Just in time I cast my mind back to the cluttered cupboard, bottom left, under the sink. There lay my trusty food processor, her lines all angular, the clear, purple-tinged plastic foggy and chipped, the menu of functions scratched off and patchy.
She's more than 15 years old and has served me well. I've used this humble food processor for everything from making pulp during my paper-making phase, creaming butter and sugar for many a birthday cake, blending soup for sick friends, whipping up a batch of fresh breadcrumbs for schnitzel.

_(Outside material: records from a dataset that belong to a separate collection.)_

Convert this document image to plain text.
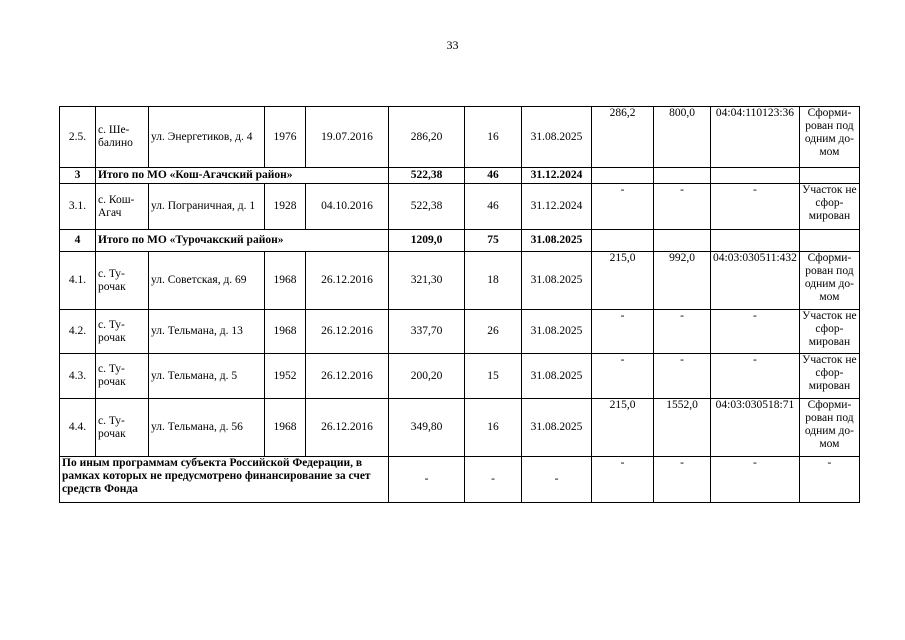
33
2.5.	с. Ше-балино	ул. Энергетиков, д. 4	1976	19.07.2016	286,20	16	31.08.2025	286,2	800,0	04:04:110123:36	Сформи-рован под одним до-мом
3	Итого по МО «Кош-Агачский район»				522,38	46	31.12.2024				
3.1.	с. Кош-Агач	ул. Пограничная, д. 1	1928	04.10.2016	522,38	46	31.12.2024	-	-	-	Участок не сфор-мирован
4	Итого по МО «Турочакский район»				1209,0	75	31.08.2025				
4.1.	с. Ту-рочак	ул. Советская, д. 69	1968	26.12.2016	321,30	18	31.08.2025	215,0	992,0	04:03:030511:432	Сформи-рован под одним до-мом
4.2.	с. Ту-рочак	ул. Тельмана, д. 13	1968	26.12.2016	337,70	26	31.08.2025	-	-	-	Участок не сфор-мирован
4.3.	с. Ту-рочак	ул. Тельмана, д. 5	1952	26.12.2016	200,20	15	31.08.2025	-	-	-	Участок не сфор-мирован
4.4.	с. Ту-рочак	ул. Тельмана, д. 56	1968	26.12.2016	349,80	16	31.08.2025	215,0	1552,0	04:03:030518:71	Сформи-рован под одним до-мом
По иным программам субъекта Российской Федерации, в рамках которых не предусмотрено финансирование за счет средств Фонда					-	-	-	-	-	-	-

She still powers up, albeit with a bit of coaxing, and I've lost most of the attachments . . . but is it really time to put my old processor out to pasture? I think not.
I set my jaw, I clenched my fists, I sniffed at the shelves laden with temptation. Chin up, I turned on my heel, I left that showroom knowing I was not the type to have a fling with the new, the young, the shiny.
Throwing away what you've come to know and love for the latest and greatest is not my style. No way.